The group behind the study, which was led by a researcher from the Chinese Academy of Sciences, located the two fossils in the Sichakou basin in Hebei, a province in northeast China. This is part of the second-oldest formation in the world that's been found to carry bird fossils, but only a small number of distinct samples have actually been found there.
Discoveries like Archaeornithura help researchers to define the transition between dinosaurs, primitive ancestors of birds, and the birds that we see today. Some "extraordinary" fossils have made the transition between dinosaurs and primitive birds "fairly well understood," Lamanna says, "but the transition from these primitive birds to the species we see flying around us today is much less known."
As the oldest known member of the modern bird group, Archaeornithura is a key find toward allowing researchers to figure that out. "It gives us crucial new information on their origins and early evolution," Lamanna says.

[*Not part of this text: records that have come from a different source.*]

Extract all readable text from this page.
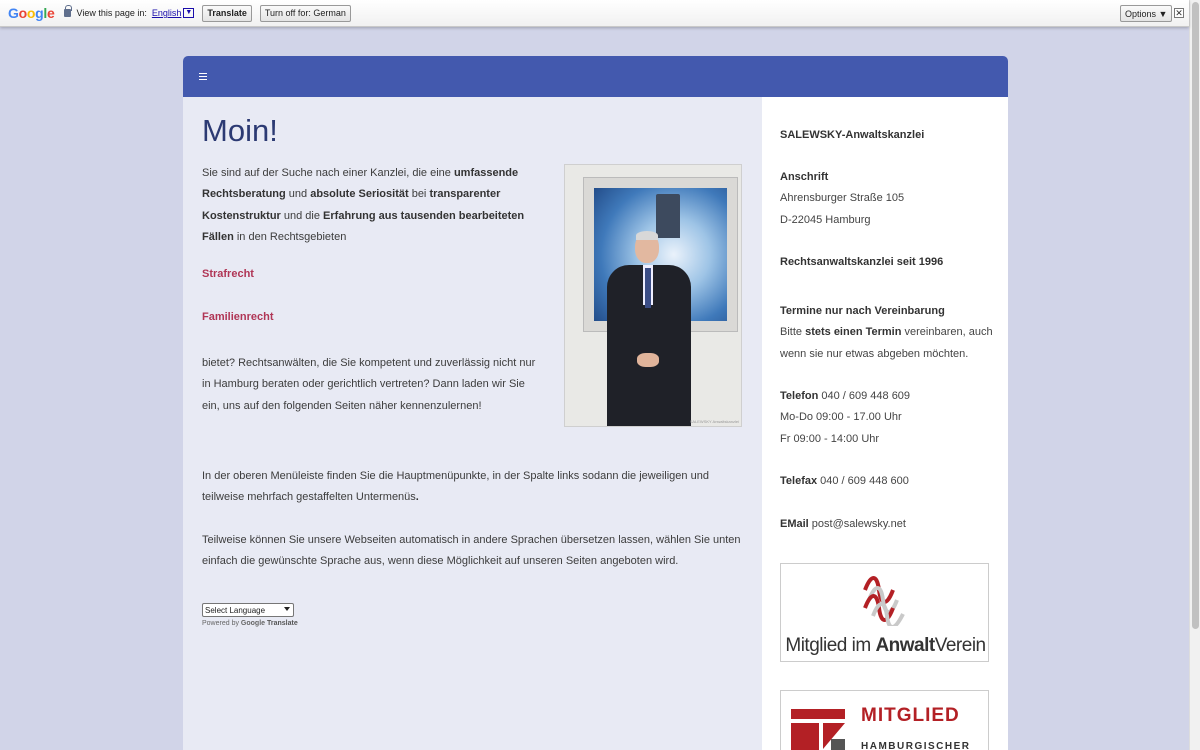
Google View this page in: English ▼	Translate	Turn off for: German	Options ▼ ✕
Moin!

Sie sind auf der Suche nach einer Kanzlei, die eine umfassende Rechtsberatung und absolute Seriosität bei transparenter Kostenstruktur und die Erfahrung aus tausenden bearbeiteten Fällen in den Rechtsgebieten

Strafrecht
Familienrecht

bietet? Rechtsanwälten, die Sie kompetent und zuverlässig nicht nur in Hamburg beraten oder gerichtlich vertreten? Dann laden wir Sie ein, uns auf den folgenden Seiten näher kennenzulernen!

SALEWSKY Anwaltskanzlei

In der oberen Menüleiste finden Sie die Hauptmenüpunkte, in der Spalte links sodann die jeweiligen und teilweise mehrfach gestaffelten Untermenüs.

Teilweise können Sie unsere Webseiten automatisch in andere Sprachen übersetzen lassen, wählen Sie unten einfach die gewünschte Sprache aus, wenn diese Möglichkeit auf unseren Seiten angeboten wird.

Select Language
Powered by Google Translate
SALEWSKY-Anwaltskanzlei
Anschrift
Ahrensburger Straße 105
D-22045 Hamburg
Rechtsanwaltskanzlei seit 1996
Termine nur nach Vereinbarung
Bitte stets einen Termin vereinbaren, auch wenn sie nur etwas abgeben möchten.
Telefon 040 / 609 448 609
Mo-Do 09:00 - 17.00 Uhr
Fr 09:00 - 14:00 Uhr
Telefax 040 / 609 448 600
EMail post@salewsky.net
Mitglied im AnwaltVerein
MITGLIED
HAMBURGISCHER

There are likely older birds waiting to be found
Archaeornithura stands out for having advanced features that are similar to modern birds while still having primitive traits. Min Wang, the study's lead author, says that Archaeornithura can be considered to "have many morphological features of modern birds," at least when you compare it to other birds living around 130 million years ago. But it still has some major differences, he says, such as the claws on its hands.
Wang also suspects that future excavations will push the timeline for this modern bird group, Ornithuromorpha, back even further. Between the evolutionary timeline researchers are already seeing and the geological structure of the formation where Archaeornithura was found, there's an indication "that there are specimens older than the new specimen," Wang tells The Verge in an email. "Therefore, it is likely we can find specimen of Ornithuromorpha from older deposits."